Il Professore Nicaso, storico delle mafie e autore di varie opere sull’argomento, ha condiviso con gli studenti la sua vasta esperienza e aneddoti privati, invitandoli a guardare al futuro con ambizioni elevate e a non scendere mai a compromessi di fronte alle mafie. L’incontro è stato condotto dal Professore Scalia, professore del dipartimento di Italiano alla Rutgers – State University of New Jersey, che ha moderato l’evento e ha portato anche una testimonianza personale, ricordando la sua infanzia a Catania e l’ombra costante della mafia che aleggiava sulla città. Ha evidenziato come frasi dette dai genitori come “stai tranquillo che i mafiosi si uccidono solo tra loro” per tranquillizzare i propri figli, o “ci si uccide solo al sud” o “solo in Italia” abbiano contribuito a creare una distanza emotiva e fisica dalle persone nei confronti della mafia. Ha invitato gli studenti a non voltare le spalle alla realtà, ma ad affrontarla con coraggio e determinazione, senza mai fare un passo indietro.

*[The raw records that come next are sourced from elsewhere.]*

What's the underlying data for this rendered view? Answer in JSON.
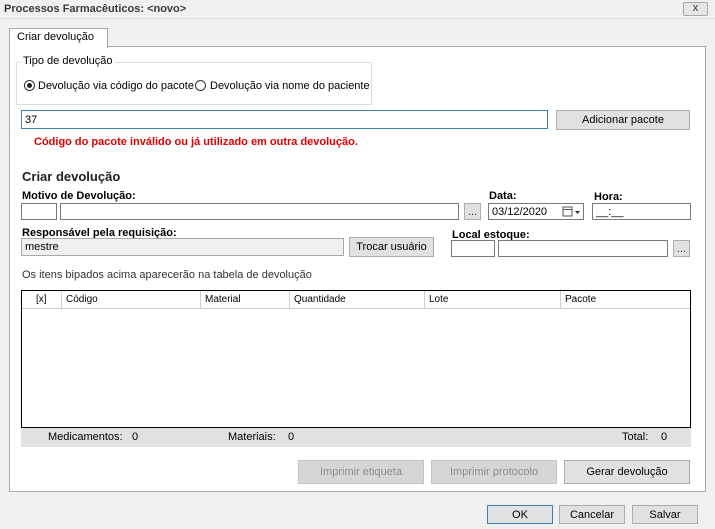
{
  "window": {
    "title": "Processos Farmacêuticos: <novo>",
    "close_glyph": "x"
  },
  "tabs": [
    {
      "label": "Criar devolução",
      "active": true
    }
  ],
  "tipo": {
    "legend": "Tipo de devolução",
    "options": [
      {
        "label": "Devolução via código do pacote",
        "checked": true
      },
      {
        "label": "Devolução via nome do paciente",
        "checked": false
      }
    ]
  },
  "pacote": {
    "value": "37",
    "add_button": "Adicionar pacote",
    "error": "Código do pacote inválido ou já utilizado em outra devolução."
  },
  "form": {
    "section_title": "Criar devolução",
    "motivo_label": "Motivo de Devolução:",
    "motivo_code": "",
    "motivo_desc": "",
    "ellipsis": "...",
    "data_label": "Data:",
    "data_value": "03/12/2020",
    "hora_label": "Hora:",
    "hora_value": "__:__",
    "responsavel_label": "Responsável pela requisição:",
    "responsavel_value": "mestre",
    "trocar_button": "Trocar usuário",
    "local_label": "Local estoque:",
    "local_code": "",
    "local_desc": "",
    "hint": "Os itens bipados acima aparecerão na tabela de devolução"
  },
  "table": {
    "columns": [
      "[x]",
      "Código",
      "Material",
      "Quantidade",
      "Lote",
      "Pacote"
    ],
    "rows": []
  },
  "summary": {
    "medicamentos_label": "Medicamentos:",
    "medicamentos_value": "0",
    "materiais_label": "Materiais:",
    "materiais_value": "0",
    "total_label": "Total:",
    "total_value": "0"
  },
  "actions": {
    "imprimir_etiqueta": "Imprimir etiqueta",
    "imprimir_protocolo": "Imprimir protocolo",
    "gerar": "Gerar devolução"
  },
  "footer": {
    "ok": "OK",
    "cancelar": "Cancelar",
    "salvar": "Salvar"
  },
  "colors": {
    "error": "#e00000",
    "focus_border": "#3c7fb1",
    "window_bg": "#f0f0f0"
  }
}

L’incontro, coordinato dalla Professoressa Cristiana Grassi, ha suscitato grande interesse e partecipazione da parte degli studenti, dimostrando l’importanza di educare le giovani menti alla consapevolezza civica e alla lotta contro ogni forma di criminalità. La morte di Falcone e Borsellino ha avuto un impatto profondo non solo in Italia, ma anche oltre confine. Negli Stati Uniti, Giovanni Falcone è ricordato come un eroe, anche dall’FBI. Una statua eretta a Quantico, sede dell’FBI, testimonia il rispetto e l’ammirazione che gli americani nutrono per il giudice italiano. La relazione tra Stati Uniti e Falcone si consolidò durante il celebre caso “Pizza Connection” durante gli anni del Maxiprocesso di Palermo. Oggi, la collaborazione tra Italia e Stati Uniti nel campo della lotta alla criminalità organizzata prosegue su queste solide basi, dimostrando che l’eredità di Falcone e Borsellino continua a essere una fonte di ispirazione nel cammino verso una giustizia globale e una cooperazione internazionale più stretta.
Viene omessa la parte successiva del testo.